Thursday, September 17, 2009

Ask Your Teachers For a Rebate

Ian Ayres

Crosspost from Freakonomics:

On Tuesday, I handed out more than $150 to my “small group” of Contracts students. It was a strange moment — pulling out your wallet and passing out cash. But I did it because I assigned my contracts casebook and I’m trying to reduce the financial conflict of interest that professors have in assigning their own books. I wrote about doing this in a 2005 New York Times Op-Ed:

[A]t the moment, professors’ incentives in choosing textbooks are in some ways more distorted than doctors’ incentives in choosing drugs. You see, I earn a $10.30 royalty on every copy of my textbook that a student buys. Instead of just trying to get the best book for my class (and to do so I should weigh both quality and price), I might also consider assigning my own book and increasing my profit.

This is a self-dealing transaction, which would be presumptively illegal if professors owed a fiduciary duty to students. Some professors realize this and donate to charity the royalties they earn when they assign students their own books.

So this year, I am going to do something different. I will give $11 to each of my contracts students who buys my book. That way, we will all know that I assigned the book for the right reason.

Rebating the money this year was a great excuse to discuss whether any of the students had a valid promissory estoppel claim against me. In 2005, I said “this year, I am going to … .” Does that promise cover all future contracts and non-contracts Ayres classes? Do I need to pay students who bought used textbooks or bought before they heard of the offer?

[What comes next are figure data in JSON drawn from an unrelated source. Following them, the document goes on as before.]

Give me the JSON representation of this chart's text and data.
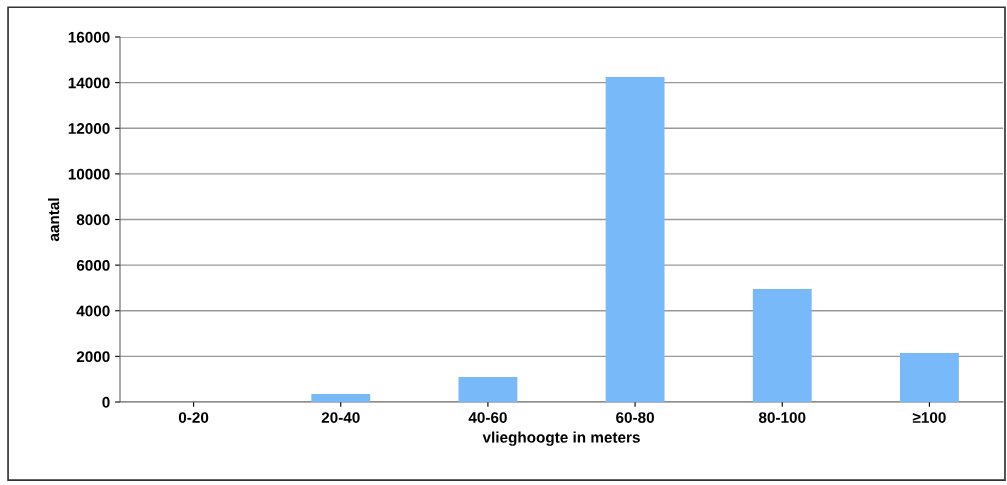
{
  "chart_data": {
    "type": "bar",
    "xlabel": "vlieghoogte in meters",
    "ylabel": "aantal",
    "categories": [
      "0-20",
      "20-40",
      "40-60",
      "60-80",
      "80-100",
      "≥100"
    ],
    "values": [
      0,
      350,
      1100,
      14250,
      4950,
      2150
    ],
    "color": "#77b9f9",
    "ylim": [
      0,
      16000
    ],
    "yticks": [
      0,
      2000,
      4000,
      6000,
      8000,
      10000,
      12000,
      14000,
      16000
    ],
    "grid": "y"
  }
}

In retrospect, I wish I had softened one claim from the Op-Ed: “That way, we will all know that I assigned the book for the right reason.” Disgorging the $11 reduces the conflict, but I still have plenty of self-serving reasons to favor my own work over others. Still, disgorgement is a simple way to reduce the appearance of impropriety.

I was surprised to learn that the Yale Daily News picked up the issue yesterday. One of my university colleagues, in defending his decision not to rebate royalty to his students, noted “that roughly 90 to 95 percent of his book royalties are from books that are not assigned in Yale courses.” This suggests that his books have passed a market test.

Then again, he would only be forfeiting 5 to 10 percent of his book royalties by rebating those paid by his own students. And the more relevant market test is what proportion of other professors choose his book. If only 5 percent of the professors without a financial incentive assign his textbook, then there is more of an appearance that the financial payoff played an inappropriate contributing role.

I’m delighted to report that one of my Yale colleagues emailed me yesterday to say that he was going to join me in rebating his royalty to his students. We are not alone.

When I originally published the Op-Ed, I received dozens of emails from professors around the country indicating that they disgorge their royalty. So students, if your professor has asked you to buy his or her book, ask for a rebate. A small way to make professors more sensitive about the price of the books they are assigning is to think about the royalties they are generating for themselves.